Insane

874 80 50
                                    

Jinnam/Namjin

.

Angst

.

Summary: Namjoon hanya ingin melarikan diri.

.

.

.

.

.

Suara tapakan kaki yang tergesa-gesa bergema di sebuah lorong gelap. Seorang pemuda berlari, menggerakkan kakinya secepat mungkin. Menghindari apapun yang mungkin mengejarnya di belakang sana.

Nafasnya yang memburu menyesakkan dada, namun ia tak berniat untuk memelankan gerakan kakinya sama sekali. Meskipun telapak kakinya yang telanjang kesemutan karena dinginnya ubin yang ia injak.

Dari belakang terdengar suara seseorang yang terus memanggil namanya, membuat dadanya berdentum kuat.

Ia takut. Sangat takut.

Tak lama kemudian setelah beberapa menit yang terasa seperti selamanya, terlihat sebuah pintu keluar di ujung lorong. Jendela berbentuk persegi di pintu itu menguarkan cahaya terang dari dunia luar. Netra sang pemuda bersinar melihatnya. Ia merasakan harapan. Sebentar lagi ia akan bebas.

Ia memaksa kakinya bergerak hingga batas maksimum. Mulutnya menyunggingkan senyum senang sembari tangan kanannya direntangkan ke depan. Bersiap menyambut dunia yang tidak ia ketahui di luar sana.

Semakin dekat.....

Tinggal sedikit lagi....

Namun miris.

Sesaat sebelum tangannya menyentuh permukaan besi pintu tersebut, sepasang tangan menahan bahunya dan menariknya ke belakang. Punggungnya membentur dada seseorang.

"AARGH... LEPAS!!"

Ia sontak panik dan mulai memberontak. Tetapi tubuhnya yang kekurangan asupan gizi tentu takkan menandingi kekuatan orang di belakangnya yang mencengkram dia dalam kungkungan sekeras baja.

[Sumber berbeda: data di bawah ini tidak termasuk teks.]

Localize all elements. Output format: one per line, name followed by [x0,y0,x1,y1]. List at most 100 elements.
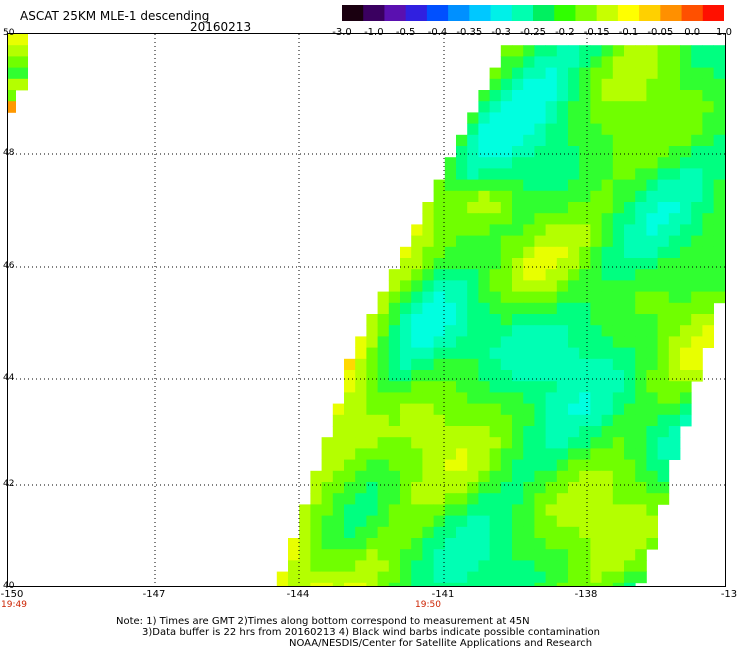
data-cell [366,347,378,360]
data-cell [310,515,322,528]
data-cell [612,202,625,214]
data-cell [478,213,490,225]
data-cell [713,224,725,236]
data-cell [512,146,524,158]
data-cell [590,403,602,416]
data-cell [489,459,502,472]
data-cell [500,448,513,460]
data-cell [568,459,580,472]
data-cell [601,414,614,427]
data-cell [601,358,614,371]
data-cell [702,246,714,259]
data-cell [478,146,490,158]
data-cell [635,78,647,91]
data-cell [646,90,658,102]
data-cell [601,571,614,584]
data-cell [377,302,390,315]
data-cell [411,504,423,516]
data-cell [545,560,558,572]
data-cell [646,414,658,427]
data-cell [478,470,490,483]
data-cell [456,134,468,147]
data-cell [624,314,636,326]
data-cell [545,213,558,225]
data-cell [668,370,681,382]
data-cell [344,437,356,449]
data-cell [456,437,468,449]
data-cell [467,437,479,449]
data-cell [388,302,401,315]
data-cell [601,224,614,236]
data-cell [601,526,614,539]
data-cell [590,213,602,225]
data-cell [355,347,367,360]
data-cell [523,258,535,270]
data-cell [612,134,625,147]
data-cell [444,213,457,225]
data-cell [624,101,636,113]
data-cell [377,526,390,539]
data-cell [635,123,647,136]
data-cell [590,157,602,169]
data-cell [590,179,602,192]
data-cell [556,582,569,586]
data-cell [545,302,558,315]
data-cell [400,549,412,561]
data-cell [534,370,546,382]
data-cell [523,78,535,91]
data-cell [500,45,513,57]
data-cell [668,157,681,169]
data-cell [422,302,434,315]
data-cell [668,302,681,315]
lon-label: -147 [142,589,166,600]
data-cell [556,202,569,214]
data-cell [590,314,602,326]
data-cell [635,202,647,214]
data-cell [713,246,725,259]
data-cell [467,168,479,180]
data-cell [512,157,524,169]
data-cell [388,549,401,561]
data-cell [601,45,614,57]
data-cell [456,325,468,337]
data-cell [545,437,558,449]
data-cell [344,538,356,550]
data-cell [489,515,502,528]
data-cell [545,291,558,304]
data-cell [422,470,434,483]
data-cell [332,515,345,528]
data-cell [411,526,423,539]
data-cell [601,504,614,516]
data-cell [534,538,546,550]
data-cell [478,168,490,180]
colorbar-swatch [384,5,407,21]
data-cell [534,336,546,348]
data-cell [377,493,390,505]
data-cell [478,202,490,214]
data-cell [612,515,625,528]
data-cell [489,582,502,586]
data-cell [702,45,714,57]
data-cell [601,112,614,124]
data-cell [646,336,658,348]
data-cell [680,314,692,326]
data-cell [411,459,423,472]
data-cell [713,101,725,113]
data-cell [590,258,602,270]
data-cell [590,78,602,91]
data-cell [467,112,479,124]
data-cell [489,392,502,404]
data-cell [556,504,569,516]
data-cell [680,325,692,337]
data-cell [545,314,558,326]
data-cell [366,381,378,393]
data-cell [545,258,558,270]
data-cell [489,336,502,348]
data-cell [680,246,692,259]
data-cell [624,45,636,57]
data-cell [568,571,580,584]
data-cell [635,146,647,158]
data-cell [388,370,401,382]
data-cell [579,325,591,337]
data-cell [635,325,647,337]
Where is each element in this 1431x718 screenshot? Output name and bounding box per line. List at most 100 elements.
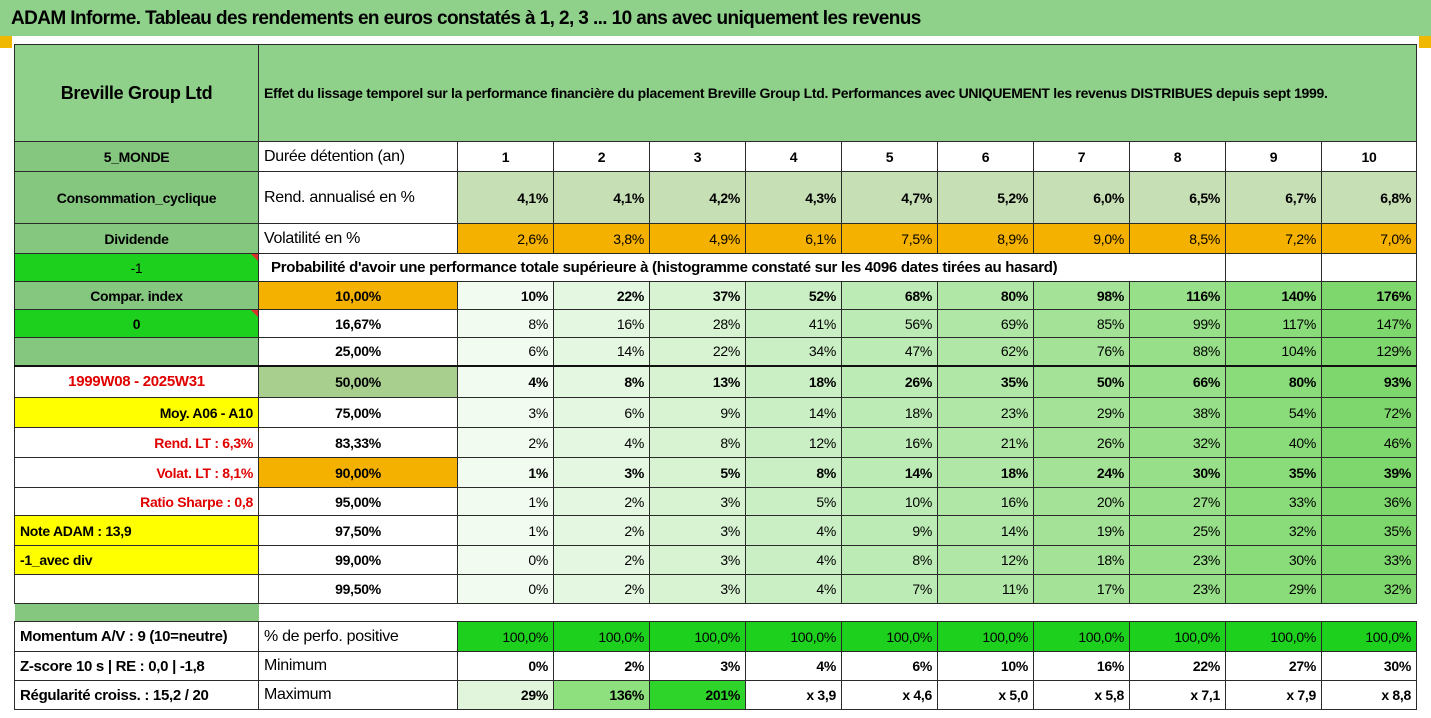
probability-value: 8% — [841, 545, 938, 575]
probability-value: 14% — [745, 397, 842, 428]
probability-value: 72% — [1321, 397, 1417, 428]
compar-index-label: Compar. index — [14, 281, 259, 310]
positive-value: 100,0% — [649, 621, 746, 652]
minimum-row: Z-score 10 s | RE : 0,0 | -1,8 Minimum 0% 2… — [14, 651, 1417, 681]
probability-threshold: 75,00% — [258, 397, 458, 428]
maximum-value: 136% — [553, 680, 650, 710]
rend-value: 4,2% — [649, 171, 746, 224]
probability-value: 39% — [1321, 457, 1417, 488]
minimum-value: 30% — [1321, 651, 1417, 681]
year-header: 10 — [1321, 141, 1417, 172]
maximum-value: 29% — [457, 680, 554, 710]
minimum-value: 27% — [1225, 651, 1322, 681]
probability-value: 37% — [649, 281, 746, 310]
probability-value: 4% — [745, 545, 842, 575]
period-label: 1999W08 - 2025W31 — [14, 364, 259, 398]
proba-row: 1999W08 - 2025W31 50,00% 4% 8% 13% 18% 26% 35% 5… — [14, 364, 1417, 398]
probability-value: 80% — [937, 281, 1034, 310]
probability-value: 30% — [1129, 457, 1226, 488]
probability-value: 21% — [937, 427, 1034, 458]
probability-value: 116% — [1129, 281, 1226, 310]
probability-value: 29% — [1033, 397, 1130, 428]
maximum-row: Régularité croiss. : 15,2 / 20 Maximum 29%… — [14, 680, 1417, 710]
probability-threshold: 10,00% — [258, 281, 458, 310]
probability-value: 23% — [1129, 545, 1226, 575]
rend-value: 4,7% — [841, 171, 938, 224]
volat-value: 7,2% — [1225, 223, 1322, 254]
probability-value: 18% — [1033, 545, 1130, 575]
volat-value: 9,0% — [1033, 223, 1130, 254]
probability-value: 35% — [1321, 515, 1417, 546]
rend-value: 6,5% — [1129, 171, 1226, 224]
maximum-value: 201% — [649, 680, 746, 710]
probability-value: 54% — [1225, 397, 1322, 428]
year-header: 8 — [1129, 141, 1226, 172]
probability-value: 23% — [937, 397, 1034, 428]
probability-value: 20% — [1033, 487, 1130, 516]
probability-value: 3% — [649, 487, 746, 516]
probability-value: 2% — [553, 545, 650, 575]
year-header: 2 — [553, 141, 650, 172]
probability-value: 7% — [841, 574, 938, 604]
separator-cell — [746, 604, 842, 622]
separator-cell — [842, 604, 938, 622]
rend-row: Consommation_cyclique Rend. annualisé en … — [14, 171, 1417, 224]
maximum-value: x 7,1 — [1129, 680, 1226, 710]
probability-value: 1% — [457, 487, 554, 516]
rend-value: 6,0% — [1033, 171, 1130, 224]
probability-value: 88% — [1129, 337, 1226, 366]
rend-lt-label: Rend. LT : 6,3% — [14, 427, 259, 458]
probability-threshold: 99,00% — [258, 545, 458, 575]
moy-label: Moy. A06 - A10 — [14, 397, 259, 428]
proba-row: 25,00% 6% 14% 22% 34% 47% 62% 76% 88% 104% 129% — [14, 337, 1417, 366]
rend-value: 4,1% — [553, 171, 650, 224]
year-header: 9 — [1225, 141, 1322, 172]
year-header: 1 — [457, 141, 554, 172]
probability-value: 2% — [553, 574, 650, 604]
probability-value: 35% — [1225, 457, 1322, 488]
probability-value: 34% — [745, 337, 842, 366]
proba-row: -1_avec div 99,00% 0% 2% 3% 4% 8% 12% 18% 23% 30% 3… — [14, 545, 1417, 575]
probability-value: 3% — [649, 574, 746, 604]
rend-value: 5,2% — [937, 171, 1034, 224]
duration-label: Durée détention (an) — [258, 141, 458, 172]
volat-lt-label: Volat. LT : 8,1% — [14, 457, 259, 488]
header-row: Breville Group Ltd Effet du lissage tempo… — [14, 44, 1417, 142]
note-label: Note ADAM : 13,9 — [14, 515, 259, 546]
probability-value: 40% — [1225, 427, 1322, 458]
probability-value: 17% — [1033, 574, 1130, 604]
maximum-value: x 5,8 — [1033, 680, 1130, 710]
probability-value: 32% — [1225, 515, 1322, 546]
probability-threshold: 25,00% — [258, 337, 458, 366]
minimum-value: 2% — [553, 651, 650, 681]
probability-value: 176% — [1321, 281, 1417, 310]
returns-table: Breville Group Ltd Effet du lissage tempo… — [14, 44, 1417, 710]
positive-value: 100,0% — [1129, 621, 1226, 652]
probability-value: 2% — [553, 515, 650, 546]
corner-marker-left — [0, 36, 12, 48]
report-banner-title: ADAM Informe. Tableau des rendements en … — [0, 0, 1431, 36]
probability-value: 16% — [841, 427, 938, 458]
probability-value: 12% — [937, 545, 1034, 575]
duration-row: 5_MONDE Durée détention (an) 1 2 3 4 5 6 7 8 9 10 — [14, 141, 1417, 172]
probability-value: 4% — [745, 515, 842, 546]
proba-row: Moy. A06 - A10 75,00% 3% 6% 9% 14% 18% 23% 29% 38… — [14, 397, 1417, 428]
probability-value: 35% — [937, 364, 1034, 398]
regularite-label: Régularité croiss. : 15,2 / 20 — [14, 680, 259, 710]
probability-value: 2% — [553, 487, 650, 516]
zscore-label: Z-score 10 s | RE : 0,0 | -1,8 — [14, 651, 259, 681]
separator-cell — [1226, 604, 1322, 622]
volat-value: 7,0% — [1321, 223, 1417, 254]
rend-value: 4,1% — [457, 171, 554, 224]
probability-value: 8% — [745, 457, 842, 488]
probability-value: 11% — [937, 574, 1034, 604]
probability-value: 66% — [1129, 364, 1226, 398]
proba-row: 0 16,67% 8% 16% 28% 41% 56% 69% 85% 99% 117% 147% — [14, 309, 1417, 338]
separator-cell — [1322, 604, 1417, 622]
separator-cell — [458, 604, 554, 622]
minimum-value: 6% — [841, 651, 938, 681]
empty-cell — [1321, 253, 1417, 282]
volat-value: 8,5% — [1129, 223, 1226, 254]
probability-value: 3% — [649, 545, 746, 575]
probability-value: 22% — [553, 281, 650, 310]
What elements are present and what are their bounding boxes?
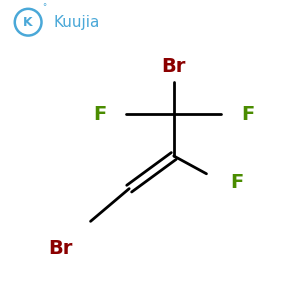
Text: Br: Br bbox=[49, 238, 73, 258]
Text: F: F bbox=[230, 173, 244, 192]
Text: Kuujia: Kuujia bbox=[53, 15, 100, 30]
Text: F: F bbox=[242, 105, 255, 124]
Text: F: F bbox=[93, 105, 106, 124]
Text: Br: Br bbox=[162, 57, 186, 76]
Text: K: K bbox=[23, 16, 33, 29]
Text: °: ° bbox=[42, 3, 46, 12]
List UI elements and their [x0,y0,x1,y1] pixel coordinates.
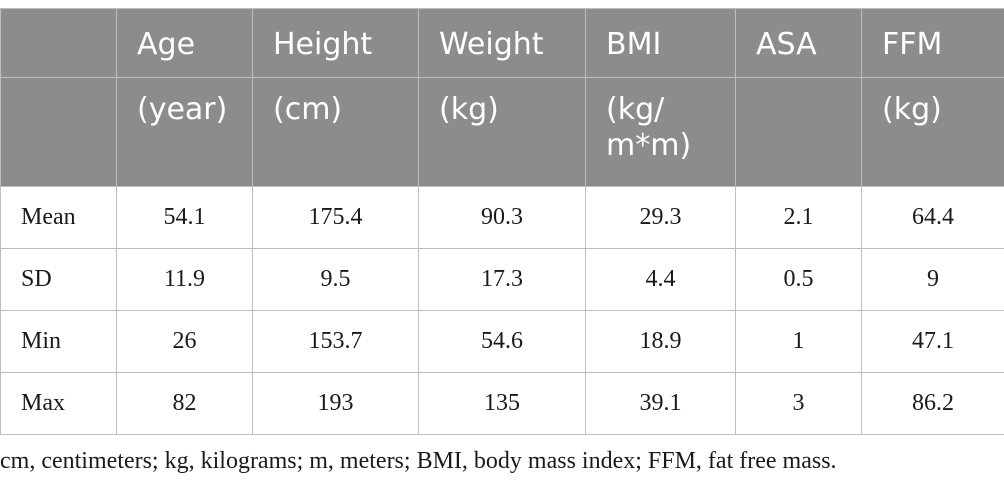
table-cell: 54.6 [418,310,586,373]
table-footnote: cm, centimeters; kg, kilograms; m, meter… [0,448,837,474]
header-height: Height [252,8,419,78]
table-cell: 26 [116,310,253,373]
table-cell: 47.1 [861,310,1004,373]
header-corner [0,8,117,78]
table-cell: 39.1 [585,372,736,435]
unit-height: (cm) [252,77,419,187]
table-cell: 64.4 [861,186,1004,249]
unit-age: (year) [116,77,253,187]
header-bmi: BMI [585,8,736,78]
table-row: SD 11.9 9.5 17.3 4.4 0.5 9 [0,248,1004,311]
table-cell: 9.5 [252,248,419,311]
table-cell: 11.9 [116,248,253,311]
unit-asa [735,77,862,187]
table-row: Max 82 193 135 39.1 3 86.2 [0,372,1004,435]
unit-corner [0,77,117,187]
table-cell: 18.9 [585,310,736,373]
table-cell: 175.4 [252,186,419,249]
unit-weight: (kg) [418,77,586,187]
table-cell: 135 [418,372,586,435]
table-cell: 82 [116,372,253,435]
table-cell: 193 [252,372,419,435]
header-row-names: Age Height Weight BMI ASA FFM [0,8,1004,78]
table-row: Mean 54.1 175.4 90.3 29.3 2.1 64.4 [0,186,1004,249]
table-cell: 1 [735,310,862,373]
table-cell: 4.4 [585,248,736,311]
table-cell: 86.2 [861,372,1004,435]
table-cell: 3 [735,372,862,435]
table-cell: 54.1 [116,186,253,249]
row-label: Mean [0,186,117,249]
table-cell: 90.3 [418,186,586,249]
table-cell: 153.7 [252,310,419,373]
table-row: Min 26 153.7 54.6 18.9 1 47.1 [0,310,1004,373]
unit-bmi: (kg/ m*m) [585,77,736,187]
header-age: Age [116,8,253,78]
table-cell: 29.3 [585,186,736,249]
header-ffm: FFM [861,8,1004,78]
table-cell: 0.5 [735,248,862,311]
table-cell: 17.3 [418,248,586,311]
table-cell: 9 [861,248,1004,311]
table-cell: 2.1 [735,186,862,249]
header-asa: ASA [735,8,862,78]
table-header: Age Height Weight BMI ASA FFM (year) (cm… [0,8,1004,187]
unit-ffm: (kg) [861,77,1004,187]
header-row-units: (year) (cm) (kg) (kg/ m*m) (kg) [0,77,1004,187]
header-weight: Weight [418,8,586,78]
row-label: SD [0,248,117,311]
statistics-table: Age Height Weight BMI ASA FFM (year) (cm… [0,8,1004,435]
table-body: Mean 54.1 175.4 90.3 29.3 2.1 64.4 SD 11… [0,186,1004,435]
row-label: Min [0,310,117,373]
row-label: Max [0,372,117,435]
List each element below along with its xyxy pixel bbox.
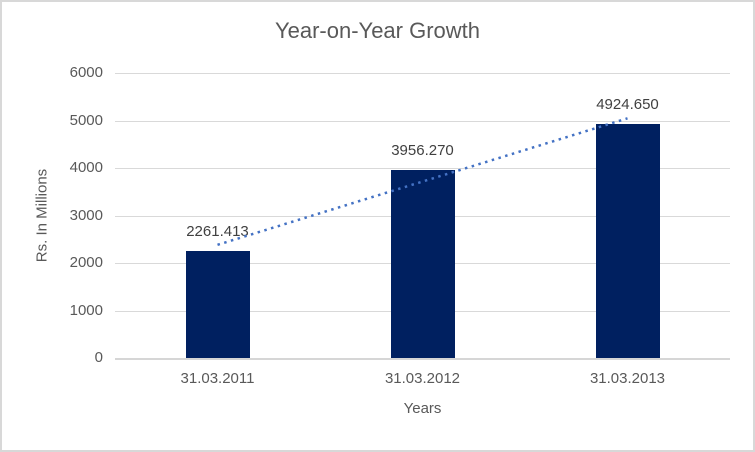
- bar-31.03.2011: [185, 250, 250, 358]
- chart-title: Year-on-Year Growth: [274, 18, 481, 43]
- y-axis-tick-label: 0: [94, 349, 103, 366]
- y-axis-tick-label: 3000: [69, 206, 103, 224]
- x-axis-tick-label: 31.03.2013: [589, 370, 666, 387]
- plot-area: 2261.413 3956.270 4924.650: [115, 73, 730, 360]
- x-axis-title: Years: [403, 400, 442, 417]
- data-label: 4924.650: [596, 96, 659, 114]
- bar-31.03.2013: [595, 124, 660, 358]
- x-axis-tick-label: 31.03.2011: [180, 370, 255, 387]
- bar-31.03.2012: [390, 170, 455, 358]
- gridline: [115, 73, 730, 74]
- data-label: 3956.270: [391, 142, 454, 160]
- y-axis-tick-label: 1000: [69, 301, 103, 319]
- y-axis-tick-label: 6000: [69, 64, 103, 81]
- y-axis-tick-label: 2000: [69, 254, 103, 271]
- data-label: 2261.413: [186, 222, 249, 240]
- x-axis-tick-label: 31.03.2012: [384, 370, 461, 387]
- gridline: [115, 120, 730, 122]
- y-axis-tick-label: 5000: [69, 111, 103, 129]
- y-axis-tick-label: 4000: [69, 159, 103, 176]
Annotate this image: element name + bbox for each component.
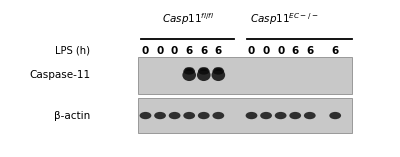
- Text: 6: 6: [332, 46, 339, 56]
- Text: 6: 6: [292, 46, 299, 56]
- Text: 0: 0: [142, 46, 149, 56]
- Text: 6: 6: [215, 46, 222, 56]
- Ellipse shape: [246, 112, 257, 119]
- Ellipse shape: [199, 67, 208, 71]
- Ellipse shape: [169, 112, 180, 119]
- Ellipse shape: [198, 68, 210, 75]
- Text: $\mathit{Casp11}^{\mathit{fl/fl}}$: $\mathit{Casp11}^{\mathit{fl/fl}}$: [162, 11, 214, 27]
- Bar: [138, 98, 352, 133]
- Bar: [138, 57, 352, 94]
- Ellipse shape: [154, 112, 166, 119]
- Text: 6: 6: [200, 46, 207, 56]
- Ellipse shape: [185, 67, 194, 71]
- Ellipse shape: [275, 112, 286, 119]
- Text: LPS (h): LPS (h): [55, 46, 90, 56]
- Ellipse shape: [289, 112, 301, 119]
- Ellipse shape: [304, 112, 316, 119]
- Text: 0: 0: [171, 46, 178, 56]
- Ellipse shape: [212, 69, 225, 81]
- Ellipse shape: [183, 68, 195, 75]
- Ellipse shape: [140, 112, 151, 119]
- Ellipse shape: [212, 112, 224, 119]
- Text: 0: 0: [277, 46, 284, 56]
- Text: 0: 0: [262, 46, 270, 56]
- Text: 6: 6: [306, 46, 314, 56]
- Ellipse shape: [212, 68, 224, 75]
- Text: β-actin: β-actin: [54, 111, 90, 121]
- Text: 0: 0: [248, 46, 255, 56]
- Ellipse shape: [260, 112, 272, 119]
- Text: $\mathit{Casp11}^{\mathit{EC-/-}}$: $\mathit{Casp11}^{\mathit{EC-/-}}$: [250, 11, 318, 27]
- Ellipse shape: [183, 112, 195, 119]
- Ellipse shape: [198, 112, 210, 119]
- Ellipse shape: [182, 69, 196, 81]
- Text: 6: 6: [186, 46, 193, 56]
- Text: Caspase-11: Caspase-11: [29, 70, 90, 80]
- Text: 0: 0: [156, 46, 164, 56]
- Ellipse shape: [214, 67, 223, 71]
- Ellipse shape: [197, 69, 210, 81]
- Ellipse shape: [329, 112, 341, 119]
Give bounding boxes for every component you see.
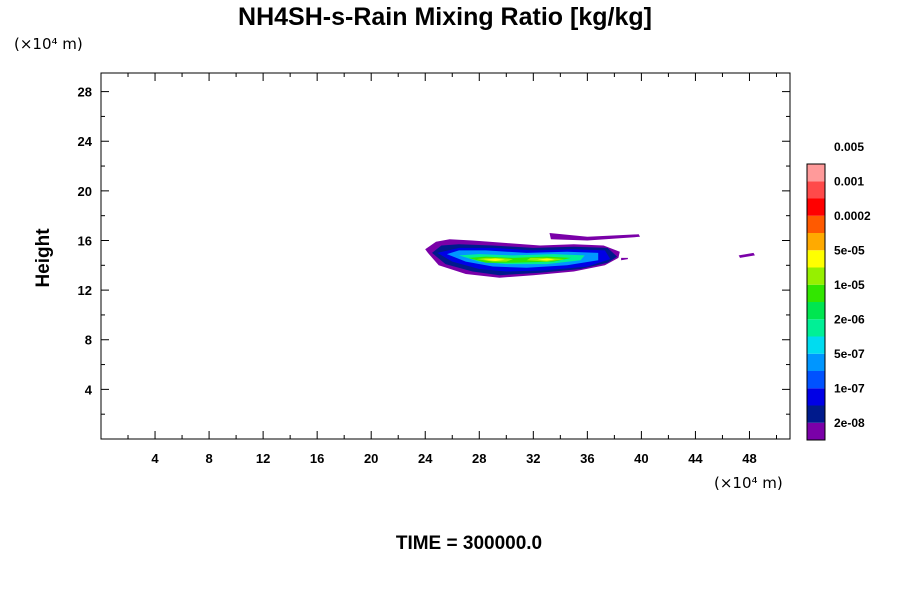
colorbar-label: 1e-05 bbox=[834, 278, 865, 292]
colorbar-label: 0.005 bbox=[834, 140, 864, 154]
colorbar-label: 5e-07 bbox=[834, 347, 865, 361]
colorbar-swatch bbox=[807, 388, 825, 406]
colorbar-swatch bbox=[807, 319, 825, 337]
colorbar: 2e-08 1e-07 5e-07 2e-06 1e-05 5e-05 0.0002 0.00… bbox=[806, 140, 871, 441]
colorbar-label: 1e-07 bbox=[834, 381, 865, 395]
contour-region-2 bbox=[621, 257, 628, 261]
contour-region-1 bbox=[549, 233, 640, 241]
colorbar-swatch bbox=[807, 164, 825, 182]
colorbar-swatch bbox=[807, 353, 825, 371]
y-tick-label: 8 bbox=[85, 333, 92, 348]
colorbar-swatch bbox=[807, 336, 825, 354]
x-tick-label: 32 bbox=[526, 451, 540, 466]
data-contours bbox=[425, 233, 755, 278]
time-label: TIME = 300000.0 bbox=[396, 533, 542, 554]
colorbar-swatch bbox=[807, 371, 825, 389]
colorbar-label: 2e-06 bbox=[834, 312, 865, 326]
y-tick-label: 20 bbox=[78, 184, 92, 199]
y-tick-label: 12 bbox=[78, 283, 92, 298]
colorbar-label: 2e-08 bbox=[834, 416, 865, 430]
colorbar-label: 5e-05 bbox=[834, 243, 865, 257]
colorbar-label: 0.001 bbox=[834, 174, 864, 188]
colorbar-swatch bbox=[807, 302, 825, 320]
x-axis-unit-label: (×10⁴ m) bbox=[714, 474, 783, 492]
x-tick-label: 44 bbox=[688, 451, 703, 466]
colorbar-swatch bbox=[807, 284, 825, 302]
colorbar-swatch bbox=[807, 181, 825, 199]
y-axis-label: Height bbox=[33, 228, 54, 288]
y-tick-label: 28 bbox=[78, 85, 92, 100]
x-tick-label: 20 bbox=[364, 451, 378, 466]
colorbar-swatch bbox=[807, 422, 825, 440]
y-tick-labels: 4 8 12 16 20 24 28 bbox=[78, 85, 93, 398]
colorbar-swatch bbox=[807, 250, 825, 268]
y-tick-label: 4 bbox=[85, 382, 93, 397]
y-axis-unit-label: (×10⁴ m) bbox=[14, 35, 83, 53]
x-tick-label: 16 bbox=[310, 451, 324, 466]
contour-region-11 bbox=[483, 258, 505, 261]
colorbar-outline bbox=[806, 163, 826, 441]
x-tick-labels: 4 8 12 16 20 24 28 32 36 40 44 48 bbox=[151, 451, 756, 466]
colorbar-swatch bbox=[807, 405, 825, 423]
contour-region-3 bbox=[738, 252, 755, 258]
x-tick-label: 28 bbox=[472, 451, 486, 466]
x-tick-label: 40 bbox=[634, 451, 648, 466]
y-tick-label: 16 bbox=[78, 233, 92, 248]
colorbar-swatch bbox=[807, 215, 825, 233]
x-tick-label: 12 bbox=[256, 451, 270, 466]
contour-region-12 bbox=[537, 258, 555, 261]
colorbar-swatch bbox=[807, 267, 825, 285]
x-tick-label: 48 bbox=[742, 451, 756, 466]
x-tick-label: 36 bbox=[580, 451, 594, 466]
colorbar-swatch bbox=[807, 198, 825, 216]
colorbar-label: 0.0002 bbox=[834, 209, 871, 223]
y-tick-label: 24 bbox=[78, 134, 93, 149]
x-tick-label: 8 bbox=[205, 451, 212, 466]
chart-title: NH4SH-s-Rain Mixing Ratio [kg/kg] bbox=[238, 3, 652, 31]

Namun semua kepanikannya langsung sirna begitu suara seseorang yang begitu ia kenal menyapa gendang telinganya. "Ini aku, Namjoon."

Air mata sang pemuda―Namjoon seketika luruh, "Seokjinnie...."

Seseorang bernama Seokjin itu membalikkan tubuh Namjoon hingga keduanya berhadapan. Ia menangkup pipi yang lebih muda dan memberikan kecupan singkat di bibir Namjoon yang berdarah karena digigit terlalu kuat. "Jangan menangis, aku disini." Ujarnya kalem.

Namjoon menggenggam kedua tangan Seokjin yang berada di pipinya, tersedu tanpa suara. "Aku t-takut. Sekali. Ku-kukira mereka mengejarku...."

Seokjin menggeleng, menempelkan kening keduanya. "Tidak apa-apa Joonie, tidak perlu takut. Mereka sudah lenyap. Mereka takkan mungkin menyakitimu, percayalah padaku."

"T-tapi aku mendengar suara mereka! Mereka bilang, a-aku bersalah, aku harus di hukum, AKU PANTAS MATI!! Mereka bilang begitu!!"

"Suara-suara itu hanya ada di kepalamu!" Tukas Seokjin tegas. Tangannya perlahan naik hingga menangkup telinga yang lebih muda, seolah ingin melindungi dari suara apapun yang hendak menyakitinya. "Hanya aku yang bersamamu. Hanya aku yang berbicara padamu. Jangan takut dan dengarkan suaraku. Konsentrasilah padaku seorang."

Seokjin mengulangi kalimat itu beberapa kali hingga tangisan Namjoon perlahan mereda. Namjoon menarik nafas panjang. Berusaha menenangkan diri. "B-baiklah."